NPR’s Morning Edition on Thursday devoted a lot of time to the final report of the space shuttle Columbia accident review board. It’s quite clear that we’ve changed our standards for space exploration. Without the Soviets to compete against, we’ve changed our safety expectations; the clear goal being to take the risk entirely out of space travel. Even with the Columbia tragedy, the shuttle program has a 98% safe return ratio, which is probably better than any series of exploratory ventures in history. Apollo, by contrast, opened with the Apollo 1 disaster and was punctuated by Apollo 13. That’s an 83% success rate, but Apollo 13 was followed by Apollo 14 in less than seven months. NASA in the 1960s may have been a more dynamic and aggressive organization than today, but public attitudes have clearly changed; risk, even risk that the crew might happily accept, is out of the equation.

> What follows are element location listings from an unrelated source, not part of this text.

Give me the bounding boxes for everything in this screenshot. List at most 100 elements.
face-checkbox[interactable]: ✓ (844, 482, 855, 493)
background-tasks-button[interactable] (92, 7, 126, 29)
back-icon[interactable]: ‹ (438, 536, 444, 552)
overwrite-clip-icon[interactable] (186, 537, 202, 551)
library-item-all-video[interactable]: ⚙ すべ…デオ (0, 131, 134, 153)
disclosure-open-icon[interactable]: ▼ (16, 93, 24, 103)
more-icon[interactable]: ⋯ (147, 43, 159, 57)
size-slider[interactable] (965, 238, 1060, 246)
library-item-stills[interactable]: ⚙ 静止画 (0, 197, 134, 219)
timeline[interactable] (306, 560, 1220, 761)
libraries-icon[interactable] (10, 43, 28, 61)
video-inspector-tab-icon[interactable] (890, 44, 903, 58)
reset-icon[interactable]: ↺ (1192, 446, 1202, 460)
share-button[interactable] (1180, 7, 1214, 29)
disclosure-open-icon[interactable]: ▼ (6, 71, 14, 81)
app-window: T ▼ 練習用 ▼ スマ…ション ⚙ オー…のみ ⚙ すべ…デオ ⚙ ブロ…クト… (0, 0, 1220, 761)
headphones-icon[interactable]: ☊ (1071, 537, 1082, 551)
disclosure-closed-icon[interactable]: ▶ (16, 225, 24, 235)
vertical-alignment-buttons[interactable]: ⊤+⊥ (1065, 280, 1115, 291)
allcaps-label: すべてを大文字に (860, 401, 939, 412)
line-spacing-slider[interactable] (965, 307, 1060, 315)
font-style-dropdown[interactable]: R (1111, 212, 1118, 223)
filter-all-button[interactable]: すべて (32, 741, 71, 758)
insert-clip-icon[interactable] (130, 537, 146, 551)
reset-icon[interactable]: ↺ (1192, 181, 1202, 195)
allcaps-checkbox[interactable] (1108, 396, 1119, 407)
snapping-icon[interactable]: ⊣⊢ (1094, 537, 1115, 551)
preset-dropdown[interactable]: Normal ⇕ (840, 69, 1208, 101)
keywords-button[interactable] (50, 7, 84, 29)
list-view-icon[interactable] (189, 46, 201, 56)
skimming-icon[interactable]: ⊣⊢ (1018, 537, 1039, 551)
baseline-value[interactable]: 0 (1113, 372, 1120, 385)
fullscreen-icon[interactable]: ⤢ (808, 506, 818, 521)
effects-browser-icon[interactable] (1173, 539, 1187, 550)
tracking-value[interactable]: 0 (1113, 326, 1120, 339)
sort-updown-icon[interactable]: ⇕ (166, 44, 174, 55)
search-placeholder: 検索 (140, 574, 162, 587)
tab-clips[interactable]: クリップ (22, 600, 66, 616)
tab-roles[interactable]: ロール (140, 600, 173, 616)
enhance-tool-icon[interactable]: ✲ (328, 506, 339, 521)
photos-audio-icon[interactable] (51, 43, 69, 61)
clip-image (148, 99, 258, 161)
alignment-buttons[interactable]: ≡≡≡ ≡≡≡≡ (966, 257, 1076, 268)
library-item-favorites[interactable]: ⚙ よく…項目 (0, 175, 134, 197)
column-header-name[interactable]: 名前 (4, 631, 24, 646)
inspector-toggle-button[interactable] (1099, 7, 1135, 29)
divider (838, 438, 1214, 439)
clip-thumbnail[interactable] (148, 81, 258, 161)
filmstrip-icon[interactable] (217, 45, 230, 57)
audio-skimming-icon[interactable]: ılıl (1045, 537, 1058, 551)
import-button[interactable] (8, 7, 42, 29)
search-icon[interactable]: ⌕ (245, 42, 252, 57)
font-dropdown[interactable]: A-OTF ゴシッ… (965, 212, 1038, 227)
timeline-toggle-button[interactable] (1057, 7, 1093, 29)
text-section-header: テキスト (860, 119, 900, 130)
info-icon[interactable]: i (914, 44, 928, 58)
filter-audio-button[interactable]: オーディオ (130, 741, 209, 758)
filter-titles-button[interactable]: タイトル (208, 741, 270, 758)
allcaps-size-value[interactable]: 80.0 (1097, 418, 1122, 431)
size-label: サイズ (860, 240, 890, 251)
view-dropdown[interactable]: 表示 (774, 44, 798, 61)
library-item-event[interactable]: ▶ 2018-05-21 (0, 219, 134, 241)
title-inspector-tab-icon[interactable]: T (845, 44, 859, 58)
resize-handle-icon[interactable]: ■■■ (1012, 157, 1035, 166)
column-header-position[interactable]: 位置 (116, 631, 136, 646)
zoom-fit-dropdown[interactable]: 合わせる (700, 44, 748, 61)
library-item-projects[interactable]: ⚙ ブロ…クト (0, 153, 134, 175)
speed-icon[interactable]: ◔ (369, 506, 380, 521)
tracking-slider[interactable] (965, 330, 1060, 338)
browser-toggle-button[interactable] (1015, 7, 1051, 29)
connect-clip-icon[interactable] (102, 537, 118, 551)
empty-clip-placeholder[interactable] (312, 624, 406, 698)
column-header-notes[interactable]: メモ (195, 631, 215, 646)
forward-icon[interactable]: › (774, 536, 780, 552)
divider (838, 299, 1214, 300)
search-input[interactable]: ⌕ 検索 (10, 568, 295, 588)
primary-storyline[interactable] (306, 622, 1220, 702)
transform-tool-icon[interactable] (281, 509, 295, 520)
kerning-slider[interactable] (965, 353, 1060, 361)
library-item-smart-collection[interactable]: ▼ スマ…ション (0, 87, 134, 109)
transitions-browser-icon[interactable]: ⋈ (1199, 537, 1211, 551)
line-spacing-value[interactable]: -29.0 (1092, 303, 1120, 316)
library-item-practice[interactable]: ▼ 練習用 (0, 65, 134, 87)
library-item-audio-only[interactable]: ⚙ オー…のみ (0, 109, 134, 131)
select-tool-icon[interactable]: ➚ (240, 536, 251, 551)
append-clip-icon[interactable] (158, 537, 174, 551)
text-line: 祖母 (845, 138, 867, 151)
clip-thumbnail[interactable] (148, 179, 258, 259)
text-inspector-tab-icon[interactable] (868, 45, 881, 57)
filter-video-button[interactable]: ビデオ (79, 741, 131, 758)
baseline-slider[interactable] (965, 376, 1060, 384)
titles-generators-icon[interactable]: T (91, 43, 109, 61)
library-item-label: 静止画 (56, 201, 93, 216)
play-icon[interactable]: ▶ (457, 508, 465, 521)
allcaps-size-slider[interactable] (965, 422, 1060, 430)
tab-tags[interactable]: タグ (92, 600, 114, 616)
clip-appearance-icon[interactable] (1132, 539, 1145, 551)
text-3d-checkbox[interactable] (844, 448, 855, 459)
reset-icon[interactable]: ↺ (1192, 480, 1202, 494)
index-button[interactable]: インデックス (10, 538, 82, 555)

Which brings me back to Thursday morning. I heard the Columbia report on the way to an MIT Center for Biomedical Innovation forum titled “New Medicines: Can Innovation and Safety Coexist?” The issue was more or less the same, just with drugs rather than spaceships. How do we balance the need to provide safe and effective medicines with the risk associated with developing innovative treatments? If even a small percentage of negative outcomes triggers a backlash as large as yesterday’s Vioxx Verdict, will it be possible to develop novel treatments without setting aside billions for lawsuits?

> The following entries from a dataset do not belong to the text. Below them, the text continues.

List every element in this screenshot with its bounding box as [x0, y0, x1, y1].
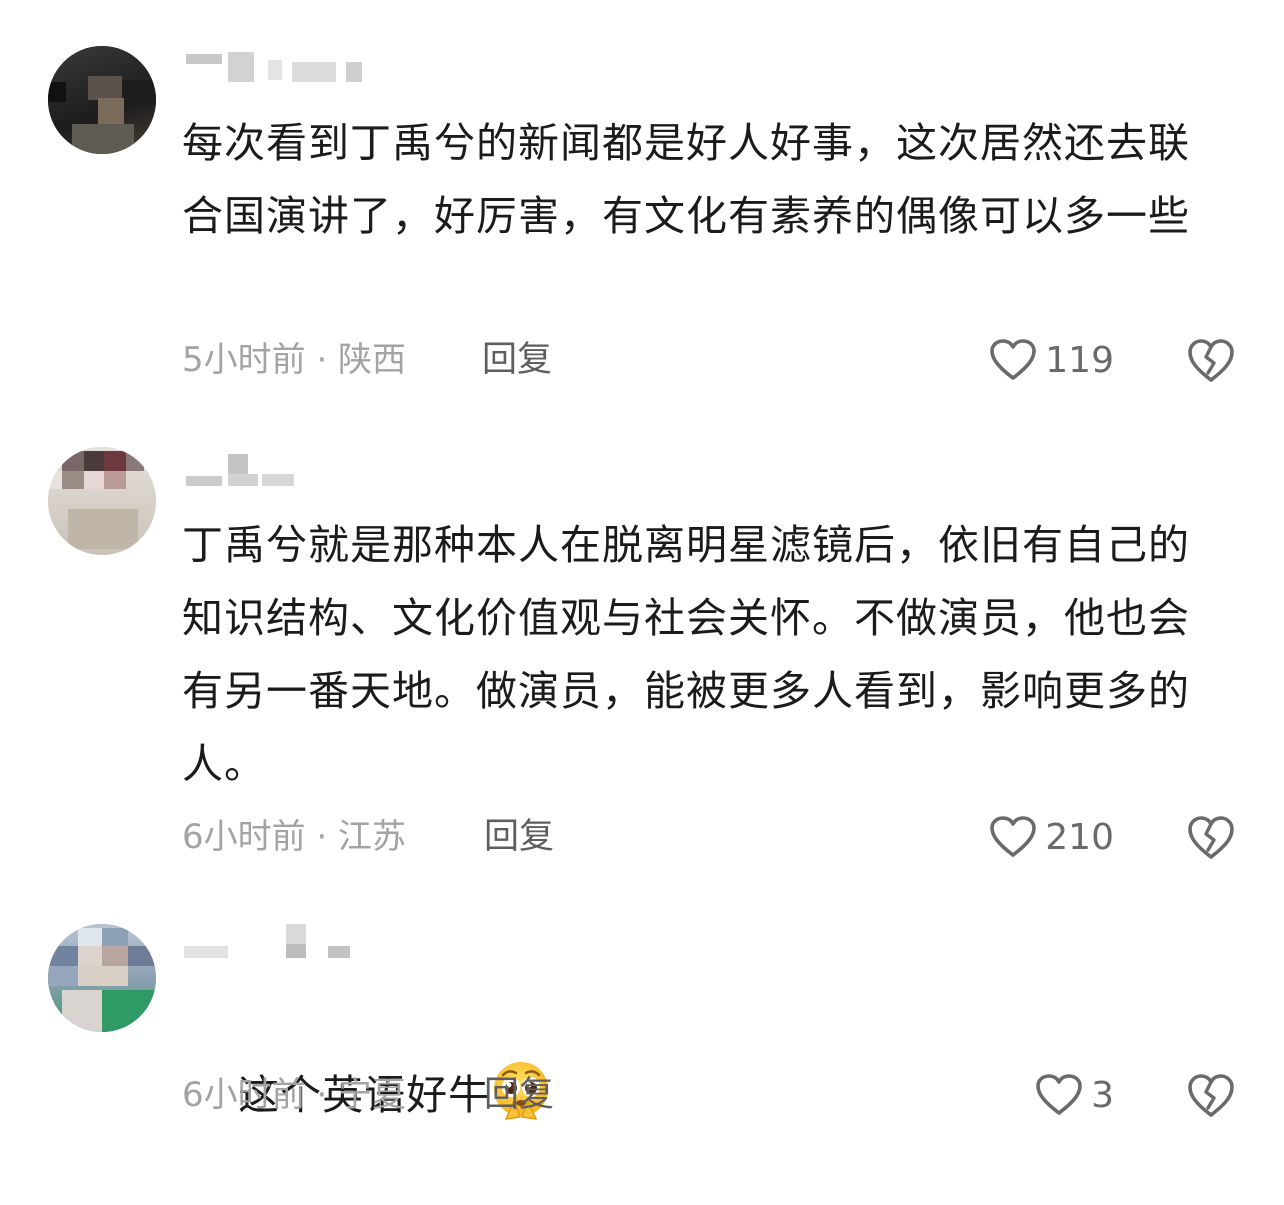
avatar-mosaic — [128, 946, 156, 966]
heart-outline-icon — [1036, 1074, 1082, 1115]
avatar[interactable] — [48, 924, 156, 1032]
like-button[interactable]: 3 — [1035, 1070, 1114, 1120]
reply-button[interactable]: 回复 — [484, 1070, 554, 1120]
avatar-mosaic — [102, 946, 128, 966]
comment-item: 这个英语好牛 6小时前 · 宁夏 回复 3 — [0, 0, 1284, 1175]
like-count: 3 — [1091, 1074, 1114, 1116]
avatar-mosaic — [48, 946, 78, 966]
avatar-mosaic — [48, 966, 78, 986]
dislike-button[interactable] — [1186, 1070, 1236, 1120]
avatar-mosaic — [78, 928, 102, 946]
avatar-mosaic — [102, 990, 156, 1032]
avatar-mosaic — [78, 946, 102, 966]
avatar-mosaic — [78, 966, 128, 986]
comment-time-location: 6小时前 · 宁夏 — [182, 1075, 407, 1115]
username-obscured[interactable] — [182, 924, 372, 958]
avatar-mosaic — [62, 990, 102, 1032]
avatar-mosaic — [102, 928, 128, 946]
broken-heart-icon — [1188, 1074, 1234, 1117]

It’s almost impossible to conduct a clinical trial large enough to identify all the potential side effects of a drug. In the case of Rotarix, a rotavirus vaccine marketed by GSK, a 75,000 person trial was conducted, and even that might not have been sufficient to determine whether the incidence of certain complications was statistically above the background level. The vaccine still isn’t available in the US; GSK launched it internationally, and will likely try to bring it to the US market based on post-marketing surveillance of foreign patients (MIT’s Technology Review has an excellent article on the development of the Rotavirus vaccine, and one of the principals from GSK’s biotech partner, Avant, participated in the CBI conference).

I don’t see much difference between giving a drug to a hundred thousand people in a clinical trial setting and giving a drug to a hundred thousand people with a reasonable level of post marketing surveillance. Many people, myself included, try to avoid taking anything that hasn’t been on the market for a few years anyway. We treat new drugs as intrinsically risky. So why not create a probationary category? Start with smaller clinical trials and an expedited approval process. Then, for several years, require the same disclosures as for a clinical trial, and create patient registries to track everyone who is taking the drug – and include the rest of their medical histories, too. Give drug companies the opportunity to release new products through the current system or the new one, and give patients the opportunity to decide what risk/benefit profile they’re willing to accept.

Careful readers will notice that the proposal above requires complete patient registries for probationary drugs, and will likely comment that the infrastructure to deploy those registries in an efficient manner across all participating doctors would be hideously expensive and difficult. And the careful reader would be right. Requiring entry of a patient’s entire medical history, which would be required to properly screen for negative drug interactions, into a separate system for each probationary drug would be extremely time consuming. So the proposal doesn’t work without standardized electronic medical histories, which come with a host of practical and privacy concerns.